Yes, I would give my life for it. And I have, really. My wife and I are very devoted after 18 years. But some things do seem to fade - external things - like the hot fires of the early years. A few years ago wf and I made the choice of an open marriage. Probably wouldn't work for everybody, but we've "done the work" we needed to do, and I think it's made us more devoted than ever.
Well, there's something wrong with me. Because I wouldn't question love, unless given a reason. It's a difficult thing sometimes, because I've been not just burned, but utterly destroyed so many times in the past. But it's love. So as tough as it may be or as stupid as I may be for wanting to trust in it, I' will.
I think I'd give just about anything for it. Not because I'm all kinds of desperate or feel a massive void and will do anything to fill it. But because I'm getting better at letting go of the material/tangible things. Yeah... clearly there's something wrong, isn't there?
A love like that would mean an immeasurable amount to me. I would certainly suffer for it, without question. You reap what you sow and all that jazz. What would you do for complete reciprocal certainty, Deux?
I am fortunate- I have that love. I don't really know what you mean by "pure", but my wife and I have what you describe. I think I knew it from day one- we have been married 8yrs, together 11 1/2, and lived together 2 days short of 11 1/2 years.
It means everything to me- I would sacrifice everything else to her and that love, and I HAVE sacrificed much, as has she.
And those are decisions that have to be taken nearly every day.
Sounds like, from what i have read of your journal, that you are very tight with your girl. Do you have what you are talking about with her?
Not sure.
I had what I thought was that love once. But it evaporated. And before I could realize it, I was there by myself.
So, I think my answer is that I would give a lot, but not all. Because despite the fairy tales, love is not eternal. It does not conquer all. And happily ever after ends far too soon.

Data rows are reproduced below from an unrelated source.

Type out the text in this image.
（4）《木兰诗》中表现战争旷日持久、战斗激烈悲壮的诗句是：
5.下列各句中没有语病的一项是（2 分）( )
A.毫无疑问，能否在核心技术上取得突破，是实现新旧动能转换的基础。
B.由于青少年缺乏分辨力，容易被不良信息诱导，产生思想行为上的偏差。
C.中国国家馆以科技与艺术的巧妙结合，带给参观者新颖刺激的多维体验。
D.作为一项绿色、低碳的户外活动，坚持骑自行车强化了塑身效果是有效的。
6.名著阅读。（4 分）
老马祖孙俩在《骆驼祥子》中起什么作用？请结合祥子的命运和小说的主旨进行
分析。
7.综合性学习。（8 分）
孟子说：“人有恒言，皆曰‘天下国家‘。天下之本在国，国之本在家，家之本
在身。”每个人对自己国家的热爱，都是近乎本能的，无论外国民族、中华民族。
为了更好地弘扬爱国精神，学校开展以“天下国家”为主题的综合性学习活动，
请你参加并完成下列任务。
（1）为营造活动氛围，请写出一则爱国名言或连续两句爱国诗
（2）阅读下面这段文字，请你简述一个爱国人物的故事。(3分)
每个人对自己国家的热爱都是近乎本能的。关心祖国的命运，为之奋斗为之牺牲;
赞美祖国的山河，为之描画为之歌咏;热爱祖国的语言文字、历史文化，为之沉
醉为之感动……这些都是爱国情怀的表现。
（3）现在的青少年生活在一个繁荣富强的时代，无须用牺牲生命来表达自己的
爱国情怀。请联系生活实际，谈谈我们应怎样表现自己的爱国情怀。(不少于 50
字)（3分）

Absolutley. It's like nothing I've ever experienced before. And I trust it. I know it won't fade or shatter. And that's such a wonderful feeling.
It truely is a wonderful feeling. A lot of people think that complacency sets in over time, and you take things for granted. To some degree, that does happen. But what is so bad about being able to take for granted the fact that you NEVER have to mistrust your partner, and that you NEVER have to be worried about whether you are in love, or whatever, that other relationships struggle with. I think that is all positive. How long have you been together?
I am not sure of what I wouldn't do for a love like that. I would love to feel that. I am not sure I can even picture feeling confident in something like LOve. Blech.
I am still here. Sorta... I wish something exciting and interesting would happen here that would draw me back in the way it did before.
By the way... I know I don't stop by and say HI to you as much as I did.... I am going to fix that. I am still as infatuated with you as ever... ooooooo does that constitute as creepy? lol.